Danaher announced that it has completed its $9.6 billion cash acquisition of biotech company Aldevron. Aldevron will operate as an independent operating company and its brand will join the Danaher Life Sciences platform. Founded in the United States in 1998 by Michael Chambers and John Ballantyne, Aldevron serves biotechnology and pharmaceutical companies, producing high-quality plasmid DNA, mRNA, and recombinant proteins for research and development, clinical trials, and commercial applications.
The industry also saw a series of smaller M&A deals in 2021. Private equity firm EQT acquired Recipharm for $2.8 billion. Private equity firm Clayton, Dubilier & Rice acquired UDG Healthcare for about $3.7 billion. Charles River Laboratories acquired CDMO companies Vigene Biosciences and Cognate BioServices, a Maryland-based CDMO company specializing in viral vector research, for $1.2 billion. In addition, in March 2021, WuXi AppTec completed its acquisition of Oxgene. Oxgene is a contract provider of cell and gene therapy discovery and biomanufacturing services based in Oxford, UK.
In addition to enriching its business pipeline through the acquisition of industry chain related companies, Lonza sold its chemical ingredients business to Bain Capital and Cinven, two private equity firms, with a value of CHF 4.2 billion (US$4.5 billion) in order to focus on CDMO business, demonstrating its strategic focus on its core CDMO business. Lonza's CDMO business provides end-to-end development and manufacturing services for pharmaceuticals (small molecules, biologics, cell and gene therapies) and pharmaceutical products, primarily through its $5.5 billion acquisition of Capsugel's oral solid dosage products in 2017, as well as services for inhaled and non-enteric medicines.
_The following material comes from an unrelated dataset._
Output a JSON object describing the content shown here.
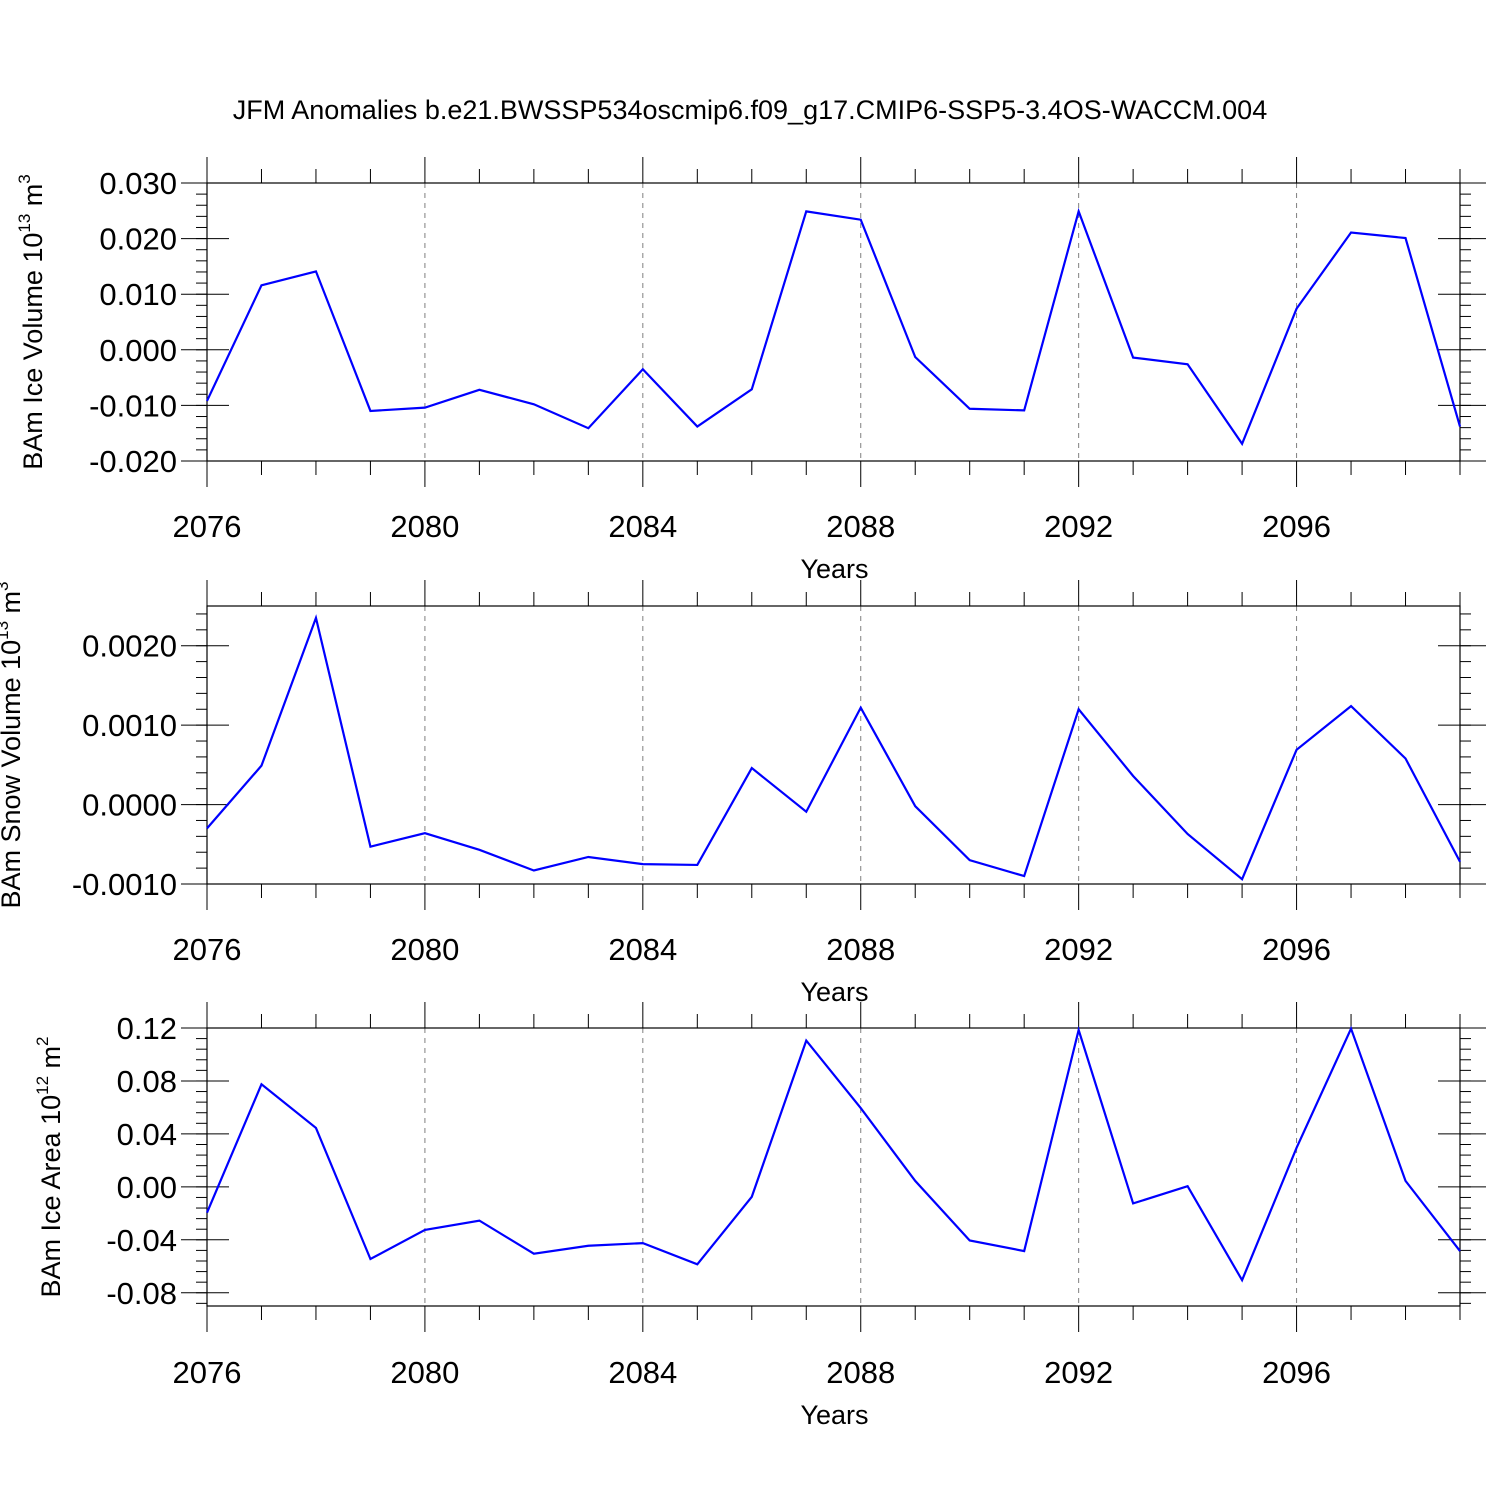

The CDMO market is a highly fragmented, fully competitive industry. From the above analysis, it is not difficult to see that the world's leading CDMO companies mainly include Contellonte, Patheon, Lonza, BI, etc., with relatively concentrated resources, and still occupy an absolute leading position in the global pharmaceutical foundry market. In contrast, in the domestic market, the CDMO industry is in full swing with the participation of policy dividends, capital strength and other advantageous factors, and pays more attention to the direction of APIs in content services, and in terms of production capacity and competitiveness, in addition to WuXi Biologics, the scale of biological drug CDMO business capacity is still small, and there is still a big gap with overseas leading enterprises. In terms of profitability, the average gross profit margin of domestic CDMO leading enterprises is 40%, and the average gross profit margin of overseas head enterprises is only 29%, and high profits will be more conducive to the growth of local CDMO enterprises and enhance the strength to participate in global competition.